Foto del escritor: Ugo MoctezumaUgo Moctezuma

En nuestros días, la Iglesia de Jesucristo ha experimentado La peor sequía espiritual de toda su historia. Multitudes de ovejas a punto de morir de hambre les están pidiendo a gritos a sus pastores que les den algún alimento vivificante, algo que las sustente en estos tiempos difíciles. Pero con demasiada frecuencia no se les da ni una migaja de alimento espiritual. Salen de la casa de Dios vacías, insatisfechas y débiles. Se han cansado ya de arrastrarse, una y otra vez, hacia una mesa vacía.




No era ese el propósito de Dios para su pueblo, y a Él le duele ver que sea así. Dios ha provisto pan para el mundo entero. Y el pan que Él ofrece es más que para sobrevivir; es alimento para una vida en su medida más completa, la “vida en abundancia” de la cual habló Jesús.

¿Quién es este Pan de Dios, del que tan ansiosamente tenemos hambre? Jesús nos dio la respuesta. Dijo: “El pan de Dios es aquel que descendió del cielo y da vida al mundo” (Juan 6:33). En otras palabras, ¡Cristo mismo es la respuesta! Como el maná que Dios envió para sustentar la vida de los hijos de Israel en el desierto, Jesús es para nosotros el Pan de Dios, el don enviado para sustentar nuestra vida hoy y todos los días.

El Pan de Dios, cuando se come todos los días, produce una calidad de vida que Jesús mismo disfrutó. Cristo participaba en una vida que brotaba directamente de su Padre celestial; una vida, nos dice, que también debe animarnos a nosotros: “Como … yo vivo por el Padre, asimismo el que me come, él también vivirá por mí” (Juan 6:57).

Ese pan es lo que le falta al cristianismo moderno, y es lo que éste necesita desesperadamente. Mi sincera oración es que este libro ayude a satisfacer el hambre espiritual que muchos están sintiendo en su vida.

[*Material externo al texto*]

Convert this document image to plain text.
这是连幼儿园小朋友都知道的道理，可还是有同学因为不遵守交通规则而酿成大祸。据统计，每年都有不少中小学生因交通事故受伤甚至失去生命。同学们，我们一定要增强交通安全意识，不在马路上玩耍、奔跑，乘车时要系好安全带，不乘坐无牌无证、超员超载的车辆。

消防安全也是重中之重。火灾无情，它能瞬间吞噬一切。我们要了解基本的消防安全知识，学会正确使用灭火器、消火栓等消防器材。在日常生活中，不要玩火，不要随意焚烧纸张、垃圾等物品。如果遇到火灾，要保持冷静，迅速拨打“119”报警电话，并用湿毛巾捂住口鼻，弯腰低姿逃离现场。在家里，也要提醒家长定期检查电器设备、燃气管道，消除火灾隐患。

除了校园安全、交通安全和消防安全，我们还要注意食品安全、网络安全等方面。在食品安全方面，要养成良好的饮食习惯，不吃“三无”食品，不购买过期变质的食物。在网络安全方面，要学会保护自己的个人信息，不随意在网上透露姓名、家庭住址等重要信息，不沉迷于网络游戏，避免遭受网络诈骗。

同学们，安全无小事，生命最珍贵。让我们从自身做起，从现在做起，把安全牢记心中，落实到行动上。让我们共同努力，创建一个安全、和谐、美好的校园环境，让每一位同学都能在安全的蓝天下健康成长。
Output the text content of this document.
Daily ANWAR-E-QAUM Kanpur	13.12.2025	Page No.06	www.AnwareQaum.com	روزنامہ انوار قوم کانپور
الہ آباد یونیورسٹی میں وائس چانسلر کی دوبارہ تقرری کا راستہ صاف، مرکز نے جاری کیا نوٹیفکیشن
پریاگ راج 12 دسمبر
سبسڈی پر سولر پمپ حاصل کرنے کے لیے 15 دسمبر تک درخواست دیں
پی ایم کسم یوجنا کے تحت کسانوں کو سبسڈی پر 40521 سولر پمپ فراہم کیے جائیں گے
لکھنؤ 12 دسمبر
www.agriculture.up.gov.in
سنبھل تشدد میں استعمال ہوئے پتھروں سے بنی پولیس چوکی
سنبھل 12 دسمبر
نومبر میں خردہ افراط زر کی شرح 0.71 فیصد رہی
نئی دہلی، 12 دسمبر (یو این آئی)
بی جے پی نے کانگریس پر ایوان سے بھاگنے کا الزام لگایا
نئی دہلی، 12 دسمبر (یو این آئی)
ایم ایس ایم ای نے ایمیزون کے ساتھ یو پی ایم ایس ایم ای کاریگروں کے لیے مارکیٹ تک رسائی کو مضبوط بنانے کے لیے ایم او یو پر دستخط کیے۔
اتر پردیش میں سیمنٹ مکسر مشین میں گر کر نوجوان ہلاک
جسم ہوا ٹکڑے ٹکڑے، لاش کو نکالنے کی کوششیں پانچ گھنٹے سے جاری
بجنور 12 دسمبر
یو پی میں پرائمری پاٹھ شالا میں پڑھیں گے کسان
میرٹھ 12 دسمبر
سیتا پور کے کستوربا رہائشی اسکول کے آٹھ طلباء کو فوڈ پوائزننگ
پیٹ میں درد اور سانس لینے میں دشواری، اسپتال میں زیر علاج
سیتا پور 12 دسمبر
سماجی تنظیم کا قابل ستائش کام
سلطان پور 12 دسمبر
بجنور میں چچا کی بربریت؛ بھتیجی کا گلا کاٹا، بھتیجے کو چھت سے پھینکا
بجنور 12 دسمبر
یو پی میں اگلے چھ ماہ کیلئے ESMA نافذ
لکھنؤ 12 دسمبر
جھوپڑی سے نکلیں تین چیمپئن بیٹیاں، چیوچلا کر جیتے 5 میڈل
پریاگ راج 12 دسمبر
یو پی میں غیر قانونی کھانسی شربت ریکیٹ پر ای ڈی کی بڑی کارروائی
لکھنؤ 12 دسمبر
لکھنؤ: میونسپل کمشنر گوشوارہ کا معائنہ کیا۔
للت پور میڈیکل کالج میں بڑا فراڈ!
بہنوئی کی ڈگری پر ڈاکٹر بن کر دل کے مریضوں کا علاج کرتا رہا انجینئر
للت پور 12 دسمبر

Esta hambruna espiritual ha durado muchos años. Es que cuanto más una persona se aleje de Cristo, la fuente de toda vida, tanto más se adueña de ella la muerte. Del mismo modo, las iglesias y los ministerios mueren cuando pierden contacto con esa corriente vivificante. En efecto, muchas de esas iglesias y ministerios han decaído lentamente desde hace tiempo. Es por eso que muchos creyentes desilusionados claman a Dios, anhelando una iglesia que tenga alguna vida. Por eso mismo la mayoría de los jóvenes dicen que sus iglesias están “muertas”.

El profeta Amos habló de un día cuando “las doncellas hermosas y los jóvenes desmayarán de sed” (Amos 8:13). Así clamaba Amos:

He aquí vienen días, dice Jehová el Señor, en los cuales enviaré hambre a la tierra, no hambre de pan, ni sed de agua, sino de oír la palabra de Jehová. ? irán errantes de mar a mar; desde el norte hasta el oriente discurrirán buscando palabra de Jehová, y no la hallarán. Amos 8:11-12 .


La verdad es que esa hambre que lleva a la muerte abunda en la casa de Dios hoy. La hambruna está haciendo que muchos creyentes se alejen de la iglesia para ir en busca de algo que satisfaga sus más íntimas necesidades. Ahora las iglesias están plagadas de adulterios, divorcios, rock “cristiano”, psicología antibíblica y evangelios de la Nueva Era. Muchos jóvenes cristianos se están entregando a las drogas y a la inmoralidad sexual en busca de realización.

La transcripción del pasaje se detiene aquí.